Ann Widdecombe was always supportive of the prison staff she met. She was well aware, as a government Minister, of the tightness on funding – and we never had enough – but always showed her concerns and understanding of the difficulties we all underwent on a daily basis. She remembered me when I received my award, sending me a congratulatory letter which I appreciated very much.
We finished that year with a big surprise for the staff. They had been arranging a charity event which was to be held in the Visitors’ Hall. Some sort of main attraction was needed to pull it all together and, as luck would have it, it was one of our prisoners who succeeded beyond anything the staff could arrange. This prisoner had contact with Manchester United Football team; what the connection was I was never able to find out and I felt it was better that I did not enquire.

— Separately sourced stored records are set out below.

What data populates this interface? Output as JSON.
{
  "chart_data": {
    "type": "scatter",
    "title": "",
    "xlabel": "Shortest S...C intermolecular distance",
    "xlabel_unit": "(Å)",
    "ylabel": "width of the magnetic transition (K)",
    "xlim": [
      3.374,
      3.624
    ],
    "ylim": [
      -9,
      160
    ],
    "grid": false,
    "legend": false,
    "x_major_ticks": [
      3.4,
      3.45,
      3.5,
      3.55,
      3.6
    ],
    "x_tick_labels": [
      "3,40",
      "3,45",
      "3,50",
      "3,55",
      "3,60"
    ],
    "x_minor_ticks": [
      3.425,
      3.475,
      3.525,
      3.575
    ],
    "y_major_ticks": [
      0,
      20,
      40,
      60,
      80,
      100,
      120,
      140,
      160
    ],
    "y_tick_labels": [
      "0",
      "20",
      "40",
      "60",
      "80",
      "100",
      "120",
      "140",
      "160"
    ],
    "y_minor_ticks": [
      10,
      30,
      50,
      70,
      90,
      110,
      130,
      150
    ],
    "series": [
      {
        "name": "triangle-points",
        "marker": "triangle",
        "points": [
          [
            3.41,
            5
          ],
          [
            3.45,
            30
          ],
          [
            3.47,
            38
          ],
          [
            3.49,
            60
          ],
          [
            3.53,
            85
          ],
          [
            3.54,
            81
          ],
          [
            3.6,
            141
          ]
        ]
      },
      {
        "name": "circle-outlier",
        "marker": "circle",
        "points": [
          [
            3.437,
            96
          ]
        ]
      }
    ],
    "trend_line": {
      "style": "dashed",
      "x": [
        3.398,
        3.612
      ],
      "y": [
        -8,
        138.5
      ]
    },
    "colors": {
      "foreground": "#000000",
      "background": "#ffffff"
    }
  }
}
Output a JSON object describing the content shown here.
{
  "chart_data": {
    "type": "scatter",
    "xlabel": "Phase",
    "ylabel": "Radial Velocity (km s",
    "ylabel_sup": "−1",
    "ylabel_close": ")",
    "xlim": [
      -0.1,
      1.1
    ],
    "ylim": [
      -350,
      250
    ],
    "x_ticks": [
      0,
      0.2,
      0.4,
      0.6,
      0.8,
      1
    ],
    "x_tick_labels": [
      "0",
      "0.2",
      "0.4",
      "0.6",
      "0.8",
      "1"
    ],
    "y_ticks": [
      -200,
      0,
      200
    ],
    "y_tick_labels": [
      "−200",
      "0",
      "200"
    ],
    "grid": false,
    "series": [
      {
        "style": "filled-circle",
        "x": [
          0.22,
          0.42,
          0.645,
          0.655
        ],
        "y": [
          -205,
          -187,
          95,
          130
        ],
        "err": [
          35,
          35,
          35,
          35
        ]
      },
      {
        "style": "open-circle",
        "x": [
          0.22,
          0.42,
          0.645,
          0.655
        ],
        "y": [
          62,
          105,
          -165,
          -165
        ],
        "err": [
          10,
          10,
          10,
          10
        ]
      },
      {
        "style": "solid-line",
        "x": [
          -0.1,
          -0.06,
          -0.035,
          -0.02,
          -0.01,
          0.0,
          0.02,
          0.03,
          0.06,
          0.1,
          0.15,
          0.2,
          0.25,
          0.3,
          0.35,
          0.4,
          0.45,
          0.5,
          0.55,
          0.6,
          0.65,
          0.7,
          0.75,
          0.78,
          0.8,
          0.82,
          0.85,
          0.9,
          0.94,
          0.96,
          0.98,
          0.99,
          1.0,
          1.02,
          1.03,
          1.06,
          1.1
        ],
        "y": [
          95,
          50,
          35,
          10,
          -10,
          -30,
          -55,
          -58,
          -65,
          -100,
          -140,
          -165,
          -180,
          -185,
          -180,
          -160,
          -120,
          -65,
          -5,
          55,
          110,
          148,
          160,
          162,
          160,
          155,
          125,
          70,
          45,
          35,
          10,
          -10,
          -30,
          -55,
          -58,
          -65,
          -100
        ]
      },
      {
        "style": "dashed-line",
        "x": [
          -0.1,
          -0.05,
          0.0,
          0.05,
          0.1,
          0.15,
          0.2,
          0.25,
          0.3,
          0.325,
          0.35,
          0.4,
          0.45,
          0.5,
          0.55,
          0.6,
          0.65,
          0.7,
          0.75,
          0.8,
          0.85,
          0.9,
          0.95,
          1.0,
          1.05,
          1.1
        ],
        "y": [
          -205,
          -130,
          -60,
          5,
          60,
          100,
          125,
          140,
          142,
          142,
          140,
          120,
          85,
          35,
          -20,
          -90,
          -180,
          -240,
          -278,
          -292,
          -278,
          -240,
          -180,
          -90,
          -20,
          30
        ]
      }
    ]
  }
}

David Beckham and Paul Scholes, I remember well, but the whole team came, giving of their time along with a signed ball and shirts to auction. It was odd in its way, seeing these superstar footballers mixing cheerfully with tough prison officers in the middle of a hall designed for prisoners to meet their families. I imagine the anonymous prisoner who had arranged the entire event had a few relaxations and additional benefits provided for some time.